Figure 1. Color detection algorithm used for finding the centroid of the largest yellow object in the frame, shown in three different positions

In developing the hardware for our semi-autonomous cooler, we aimed to build a product that is practical to use while focusing on bolstering the software features implemented in our project. To achieve this, we designed our robot around a robust aluminum frame capable of supporting the cooler while concealing and protecting our electronics within. The cooler is driven by two 12V DC motors mounted to semi-rigid rubber wheels which provide traction on any terrain. Additionally, an off-road caster at the back of the robot maintains stability and allows for easy turning. In addition to the DC motors, servo motors were also selected to operate the lifting and closing of the cooler’s lid. Finally, we utilized two different microcontrollers for this project to support various functions: a Cypress PSOC 6 to handle the real time component, and a Raspberry Pi to perform the computer vision tasks.

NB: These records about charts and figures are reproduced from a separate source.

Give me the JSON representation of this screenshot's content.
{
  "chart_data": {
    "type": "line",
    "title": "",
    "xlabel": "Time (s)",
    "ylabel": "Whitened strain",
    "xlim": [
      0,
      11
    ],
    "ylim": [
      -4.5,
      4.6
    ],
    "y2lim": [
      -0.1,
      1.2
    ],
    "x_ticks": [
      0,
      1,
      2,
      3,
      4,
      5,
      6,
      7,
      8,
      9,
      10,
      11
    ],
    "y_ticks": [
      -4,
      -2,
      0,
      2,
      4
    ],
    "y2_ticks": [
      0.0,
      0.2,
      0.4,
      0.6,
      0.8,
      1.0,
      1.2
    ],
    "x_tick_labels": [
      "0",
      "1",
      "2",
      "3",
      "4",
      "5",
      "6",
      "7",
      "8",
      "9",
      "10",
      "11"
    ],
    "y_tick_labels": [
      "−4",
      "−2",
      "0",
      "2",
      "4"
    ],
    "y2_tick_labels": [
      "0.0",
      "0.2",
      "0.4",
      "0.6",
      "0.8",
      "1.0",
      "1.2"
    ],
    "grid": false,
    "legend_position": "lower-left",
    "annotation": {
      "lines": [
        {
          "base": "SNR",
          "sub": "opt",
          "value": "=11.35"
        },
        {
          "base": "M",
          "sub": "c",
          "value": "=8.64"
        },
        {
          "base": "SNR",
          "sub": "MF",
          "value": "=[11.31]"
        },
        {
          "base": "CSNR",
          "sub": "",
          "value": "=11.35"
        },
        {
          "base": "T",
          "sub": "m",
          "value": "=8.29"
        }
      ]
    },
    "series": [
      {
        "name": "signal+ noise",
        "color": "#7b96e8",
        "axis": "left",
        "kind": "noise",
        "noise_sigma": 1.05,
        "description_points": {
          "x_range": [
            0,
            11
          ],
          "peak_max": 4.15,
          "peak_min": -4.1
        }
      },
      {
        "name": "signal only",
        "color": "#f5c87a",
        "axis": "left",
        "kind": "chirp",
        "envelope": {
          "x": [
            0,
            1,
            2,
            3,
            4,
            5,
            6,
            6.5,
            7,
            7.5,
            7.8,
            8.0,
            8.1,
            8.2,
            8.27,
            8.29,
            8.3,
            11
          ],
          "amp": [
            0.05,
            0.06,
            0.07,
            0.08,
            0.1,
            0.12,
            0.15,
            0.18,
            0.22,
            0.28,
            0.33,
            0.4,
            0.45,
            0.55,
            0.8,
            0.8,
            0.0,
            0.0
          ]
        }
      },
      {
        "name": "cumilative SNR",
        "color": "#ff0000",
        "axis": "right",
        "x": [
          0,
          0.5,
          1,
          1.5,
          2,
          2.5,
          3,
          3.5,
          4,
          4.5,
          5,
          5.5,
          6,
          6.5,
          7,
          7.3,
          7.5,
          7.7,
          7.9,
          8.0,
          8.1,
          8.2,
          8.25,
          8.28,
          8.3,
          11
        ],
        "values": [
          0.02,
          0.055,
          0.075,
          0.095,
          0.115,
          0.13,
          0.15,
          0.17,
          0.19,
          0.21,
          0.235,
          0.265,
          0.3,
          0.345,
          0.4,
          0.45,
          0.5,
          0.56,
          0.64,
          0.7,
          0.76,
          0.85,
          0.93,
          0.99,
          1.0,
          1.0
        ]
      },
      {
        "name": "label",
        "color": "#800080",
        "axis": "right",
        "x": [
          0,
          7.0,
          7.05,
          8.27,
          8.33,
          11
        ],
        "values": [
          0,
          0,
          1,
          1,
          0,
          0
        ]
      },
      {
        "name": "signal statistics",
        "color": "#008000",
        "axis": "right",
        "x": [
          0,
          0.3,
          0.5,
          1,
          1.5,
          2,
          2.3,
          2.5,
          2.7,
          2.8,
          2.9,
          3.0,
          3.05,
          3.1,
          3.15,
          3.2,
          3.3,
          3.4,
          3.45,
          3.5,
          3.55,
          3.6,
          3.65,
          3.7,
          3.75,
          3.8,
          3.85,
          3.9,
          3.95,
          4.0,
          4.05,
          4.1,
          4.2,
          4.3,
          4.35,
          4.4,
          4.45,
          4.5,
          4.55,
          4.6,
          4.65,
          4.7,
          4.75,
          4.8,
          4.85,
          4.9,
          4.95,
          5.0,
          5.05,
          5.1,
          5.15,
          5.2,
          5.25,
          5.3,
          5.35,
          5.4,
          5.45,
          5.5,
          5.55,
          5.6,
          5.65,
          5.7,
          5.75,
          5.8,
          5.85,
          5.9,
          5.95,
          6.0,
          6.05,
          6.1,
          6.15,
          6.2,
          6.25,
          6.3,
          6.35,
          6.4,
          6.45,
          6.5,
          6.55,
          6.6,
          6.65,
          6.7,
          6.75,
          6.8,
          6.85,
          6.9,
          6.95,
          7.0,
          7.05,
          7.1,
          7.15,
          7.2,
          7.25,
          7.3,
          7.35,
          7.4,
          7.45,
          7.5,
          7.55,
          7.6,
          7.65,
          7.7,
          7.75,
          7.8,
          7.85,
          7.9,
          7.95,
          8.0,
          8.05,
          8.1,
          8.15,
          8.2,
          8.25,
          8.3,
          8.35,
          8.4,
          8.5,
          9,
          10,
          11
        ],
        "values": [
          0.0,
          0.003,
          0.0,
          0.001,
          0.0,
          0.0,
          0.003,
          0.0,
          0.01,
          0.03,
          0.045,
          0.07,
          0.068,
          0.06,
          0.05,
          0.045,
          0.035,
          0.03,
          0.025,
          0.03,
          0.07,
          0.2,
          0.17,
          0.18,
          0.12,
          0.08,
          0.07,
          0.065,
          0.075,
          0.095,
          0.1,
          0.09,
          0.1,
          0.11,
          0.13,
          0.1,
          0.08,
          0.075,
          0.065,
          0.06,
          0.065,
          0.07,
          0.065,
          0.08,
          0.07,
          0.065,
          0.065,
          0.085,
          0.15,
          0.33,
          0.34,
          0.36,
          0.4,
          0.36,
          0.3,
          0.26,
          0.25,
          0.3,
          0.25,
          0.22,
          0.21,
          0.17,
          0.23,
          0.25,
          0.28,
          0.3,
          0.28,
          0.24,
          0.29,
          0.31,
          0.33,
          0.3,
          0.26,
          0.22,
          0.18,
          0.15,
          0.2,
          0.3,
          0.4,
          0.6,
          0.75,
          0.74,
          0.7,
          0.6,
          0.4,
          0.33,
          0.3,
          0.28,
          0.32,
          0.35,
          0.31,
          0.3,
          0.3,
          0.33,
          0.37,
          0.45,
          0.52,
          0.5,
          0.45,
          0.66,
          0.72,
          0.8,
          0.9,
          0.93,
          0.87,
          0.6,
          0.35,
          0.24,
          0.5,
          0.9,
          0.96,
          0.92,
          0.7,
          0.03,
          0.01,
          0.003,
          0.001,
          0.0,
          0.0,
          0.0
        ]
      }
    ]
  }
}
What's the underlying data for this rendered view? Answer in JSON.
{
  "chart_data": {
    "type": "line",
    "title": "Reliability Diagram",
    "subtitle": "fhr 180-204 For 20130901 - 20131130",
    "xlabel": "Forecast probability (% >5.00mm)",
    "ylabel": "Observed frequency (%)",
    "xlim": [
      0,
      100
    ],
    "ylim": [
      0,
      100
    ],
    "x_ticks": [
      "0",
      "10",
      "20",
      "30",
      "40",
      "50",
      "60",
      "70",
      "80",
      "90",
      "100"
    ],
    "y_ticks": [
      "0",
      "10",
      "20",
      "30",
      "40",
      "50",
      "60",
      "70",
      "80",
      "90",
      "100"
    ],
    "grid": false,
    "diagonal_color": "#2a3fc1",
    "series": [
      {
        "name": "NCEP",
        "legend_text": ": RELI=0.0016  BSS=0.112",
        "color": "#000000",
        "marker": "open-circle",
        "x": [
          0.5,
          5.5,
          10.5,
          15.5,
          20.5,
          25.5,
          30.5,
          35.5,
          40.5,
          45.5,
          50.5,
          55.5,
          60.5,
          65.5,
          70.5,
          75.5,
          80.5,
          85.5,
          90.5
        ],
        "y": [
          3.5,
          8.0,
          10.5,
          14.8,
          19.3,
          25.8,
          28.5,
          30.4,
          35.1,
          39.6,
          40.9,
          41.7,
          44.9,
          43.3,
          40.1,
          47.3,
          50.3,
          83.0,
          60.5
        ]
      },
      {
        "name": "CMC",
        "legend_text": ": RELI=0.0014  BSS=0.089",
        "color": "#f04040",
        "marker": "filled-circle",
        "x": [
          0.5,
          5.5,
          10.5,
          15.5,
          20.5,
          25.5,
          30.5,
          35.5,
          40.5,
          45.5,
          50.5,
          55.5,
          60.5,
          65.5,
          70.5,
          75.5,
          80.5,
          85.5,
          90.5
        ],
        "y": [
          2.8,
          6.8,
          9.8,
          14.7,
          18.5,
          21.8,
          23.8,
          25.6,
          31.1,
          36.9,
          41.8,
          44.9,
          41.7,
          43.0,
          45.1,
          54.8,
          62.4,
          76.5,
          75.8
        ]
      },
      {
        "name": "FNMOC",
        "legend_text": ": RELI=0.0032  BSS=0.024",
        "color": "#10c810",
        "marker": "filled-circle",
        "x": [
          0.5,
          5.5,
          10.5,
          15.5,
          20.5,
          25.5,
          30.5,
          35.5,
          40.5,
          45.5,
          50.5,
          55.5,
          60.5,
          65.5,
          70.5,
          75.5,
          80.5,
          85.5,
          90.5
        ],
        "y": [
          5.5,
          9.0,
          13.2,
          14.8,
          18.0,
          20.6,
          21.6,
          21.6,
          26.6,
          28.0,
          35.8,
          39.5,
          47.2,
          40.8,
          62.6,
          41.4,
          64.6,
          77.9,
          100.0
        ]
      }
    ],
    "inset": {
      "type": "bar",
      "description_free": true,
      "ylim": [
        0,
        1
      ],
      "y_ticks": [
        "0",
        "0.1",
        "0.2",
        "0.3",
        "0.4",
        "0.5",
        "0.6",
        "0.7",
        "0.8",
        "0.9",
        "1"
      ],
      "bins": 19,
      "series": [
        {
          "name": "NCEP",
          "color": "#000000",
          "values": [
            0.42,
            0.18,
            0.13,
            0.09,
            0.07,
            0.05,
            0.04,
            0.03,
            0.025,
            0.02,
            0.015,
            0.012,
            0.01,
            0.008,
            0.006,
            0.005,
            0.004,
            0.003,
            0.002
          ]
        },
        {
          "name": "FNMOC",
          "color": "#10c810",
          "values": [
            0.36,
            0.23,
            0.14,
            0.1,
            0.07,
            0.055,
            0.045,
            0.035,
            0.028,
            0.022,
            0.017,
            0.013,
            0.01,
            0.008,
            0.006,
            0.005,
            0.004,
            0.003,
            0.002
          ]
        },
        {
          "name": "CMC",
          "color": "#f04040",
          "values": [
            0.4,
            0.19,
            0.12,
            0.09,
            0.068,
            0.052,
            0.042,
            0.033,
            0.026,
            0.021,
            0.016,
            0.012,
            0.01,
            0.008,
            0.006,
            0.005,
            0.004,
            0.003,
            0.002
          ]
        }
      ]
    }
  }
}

Figure 2. CAD assembly and parts designed for cooler's drivetrain (motor mount and hub adaptor)

This project not only gave me additional experience in mechanical design and mechatronics, but also taught me how to utilize LabVIEW to capture data and control machine activities. Our ambitions for incorporating both manual and autonomous modes and integrating so many different features proved to be a challenge, but through this process I developed a more profound and applied understanding of embedded systems and microprocessor architecture.